Thursday, December 07, 2006


So I don't usually post parenting dilemmas over here. But this is one of them. Mainly because it is driving me frigging bonkers.

Toddlerness has begun making extremely high-pitched protesty noises when she doesn't get her way. Everything from not getting to nurse right.this.instant to wanting the toy her brother has to needing a little extra attention.

It is irritating as all kinds of shit.

And because I think it is the most irritating thing in the world, my reflex is to do whatever it takes to stop it RIGHT THAT INSTANT. This is, to put it mildly, not a long-term solution to the problem of me wanting to squash whatever being makes that noise. In fact I do believe it is encouraging her to do it louder and more often.

Fran was wondering to me last night if part of decent parenting was putting up with the whining. He made the point that the families we hang out with, ones we thing parent exceptionally well, have kids that, well, whine a lot.

I don't think so. Whining is fucking annoying and not a good way to go about getting what you want in the real world, besides.

But "not putting up with whining" is a complex problem. Often she is whining about something I'd have given her anyway, and she's too little really to understand having to restate things without whining. I think. Fran is deliberately misunderstanding her when she does it, asking her "what" until she says or gestures what she wants without the squealing. I'm not sure I can put up with doing that all day long, but I may have to if I want her to cut it the heck out.

I have to say that I think we averted a hearty whining phase with the older children just by being better able to anticipate their wants and needs and cater to them more quickly. Toddlerness rarely asks for anything unreasonable. It's usually something super simple, like water, or getting her blocks out, or a turn with whatever toy her brother has, or more paper to color on. This means that I'm not only usually willing to do what it is she wants, I *want* to do it, and just *doing* it regardless of the whining is the easiest thing, particularly when I just want her to shut up so I can go back to thinking about whatever assignment I'm working about.
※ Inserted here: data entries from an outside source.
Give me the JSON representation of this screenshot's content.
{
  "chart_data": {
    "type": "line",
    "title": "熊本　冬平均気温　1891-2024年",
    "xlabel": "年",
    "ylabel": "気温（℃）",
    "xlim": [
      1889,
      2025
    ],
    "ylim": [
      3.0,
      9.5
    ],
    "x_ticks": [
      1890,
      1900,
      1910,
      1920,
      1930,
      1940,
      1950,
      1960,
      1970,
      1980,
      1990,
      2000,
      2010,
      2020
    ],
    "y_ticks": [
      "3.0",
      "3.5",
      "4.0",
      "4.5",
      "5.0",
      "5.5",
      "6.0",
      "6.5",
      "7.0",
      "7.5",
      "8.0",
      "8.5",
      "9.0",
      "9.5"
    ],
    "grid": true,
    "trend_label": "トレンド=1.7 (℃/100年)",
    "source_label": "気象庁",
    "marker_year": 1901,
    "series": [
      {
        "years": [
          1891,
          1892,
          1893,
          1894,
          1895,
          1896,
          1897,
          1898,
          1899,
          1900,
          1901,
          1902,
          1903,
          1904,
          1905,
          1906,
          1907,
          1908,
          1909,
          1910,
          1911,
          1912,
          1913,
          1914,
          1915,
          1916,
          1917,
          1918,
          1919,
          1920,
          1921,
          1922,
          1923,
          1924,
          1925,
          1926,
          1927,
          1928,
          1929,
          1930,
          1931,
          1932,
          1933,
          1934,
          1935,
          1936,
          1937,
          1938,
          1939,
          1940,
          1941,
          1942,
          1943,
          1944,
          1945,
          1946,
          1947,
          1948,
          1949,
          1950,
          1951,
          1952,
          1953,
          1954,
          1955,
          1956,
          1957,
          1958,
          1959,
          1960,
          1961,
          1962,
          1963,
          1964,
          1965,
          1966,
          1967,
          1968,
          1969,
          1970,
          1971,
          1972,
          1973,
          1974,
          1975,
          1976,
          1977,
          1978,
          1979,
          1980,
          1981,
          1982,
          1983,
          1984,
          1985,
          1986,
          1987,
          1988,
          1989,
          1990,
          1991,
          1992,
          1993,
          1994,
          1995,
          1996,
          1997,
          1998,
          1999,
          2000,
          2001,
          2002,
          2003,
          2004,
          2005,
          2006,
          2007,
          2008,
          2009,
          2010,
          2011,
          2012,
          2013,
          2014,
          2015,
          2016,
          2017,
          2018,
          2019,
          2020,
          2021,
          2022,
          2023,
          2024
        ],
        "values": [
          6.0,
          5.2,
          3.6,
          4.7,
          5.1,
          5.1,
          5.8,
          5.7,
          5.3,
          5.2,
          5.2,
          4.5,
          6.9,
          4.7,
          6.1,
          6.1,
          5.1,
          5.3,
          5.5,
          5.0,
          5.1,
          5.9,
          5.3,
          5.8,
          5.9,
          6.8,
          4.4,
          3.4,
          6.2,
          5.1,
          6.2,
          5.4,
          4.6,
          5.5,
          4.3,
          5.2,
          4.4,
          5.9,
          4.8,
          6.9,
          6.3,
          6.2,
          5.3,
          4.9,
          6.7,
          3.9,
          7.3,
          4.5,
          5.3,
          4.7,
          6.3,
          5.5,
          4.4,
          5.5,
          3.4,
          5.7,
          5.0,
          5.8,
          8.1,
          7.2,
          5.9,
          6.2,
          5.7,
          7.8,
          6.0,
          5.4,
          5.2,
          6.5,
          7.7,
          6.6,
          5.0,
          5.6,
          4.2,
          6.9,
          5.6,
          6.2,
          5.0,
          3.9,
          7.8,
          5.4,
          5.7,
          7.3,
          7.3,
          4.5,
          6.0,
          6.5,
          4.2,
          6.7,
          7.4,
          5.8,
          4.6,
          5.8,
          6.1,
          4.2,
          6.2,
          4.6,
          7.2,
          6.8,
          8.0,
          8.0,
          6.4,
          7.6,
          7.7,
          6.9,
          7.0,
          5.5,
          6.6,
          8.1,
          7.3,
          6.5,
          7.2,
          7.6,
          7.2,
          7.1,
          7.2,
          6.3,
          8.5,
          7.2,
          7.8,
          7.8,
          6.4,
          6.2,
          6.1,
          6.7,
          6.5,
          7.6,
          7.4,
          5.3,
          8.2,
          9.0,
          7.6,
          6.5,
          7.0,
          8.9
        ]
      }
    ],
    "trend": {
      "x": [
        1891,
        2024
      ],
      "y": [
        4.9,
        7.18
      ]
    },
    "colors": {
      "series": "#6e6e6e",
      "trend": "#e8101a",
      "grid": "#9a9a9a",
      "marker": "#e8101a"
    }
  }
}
I realize that the way to deal with this most consistent with our overall parenting style would be to give her my near-complete attention nearly 100% of the time. But, I've got stuff to do. I've got other kids who need attention, too. And the problem isn't that I can't do what she wants, it's that I want her to learn to ask for it in a less irritating way. She is a very, very 'needy' kid. Her day is an almost-continuous chorus of "mama, mama, nummies, mama, mama, cracker, mama, color, mama, paper?, mama, mama, block?, Dada HOME!!!!, Dada, dada, dada, dada, outside? Dada, stick? Dada, dada, color? Dada, paper?" Sometimes being verbal is a handicap. She rarely shuts up while she's home and my best hope for a break is that she'll get engrossed in some activity. Right now she's got several paper bags, and she's putting random stuff in them and delivering them to people. This will probably last about 5 minutes and then she'll ask me for something. It will probably be something really random, like a towel to put on top of the basket full of stuff she's got. It will be something that I'm more than happy to get. But she'll whine about it and squeal if she doesn't get her way. And then I'll want to squish her (and not in a good way). Fucking whining! It totally destroys the happy-busy mood I think we'd have around here otherwise.

Monday, December 04, 2006

Corn Meal

So it has been three days.

And the toddler is still carrying around a bag of corn meal and treating it like a baby.

She made her daddy cuddle with it yesterday.

She pokes and prods it into the perfect shape and rests it gently upon her shoulder.

She sits it in her highchair.

We have baby dolls. We have stuffed animals. We have any number of things that would be more normal to carry around than something she dug out of the back of my baking supply shelf. But no, we are once again verifying that we are the wierdest toddler alive. Corn meal it is.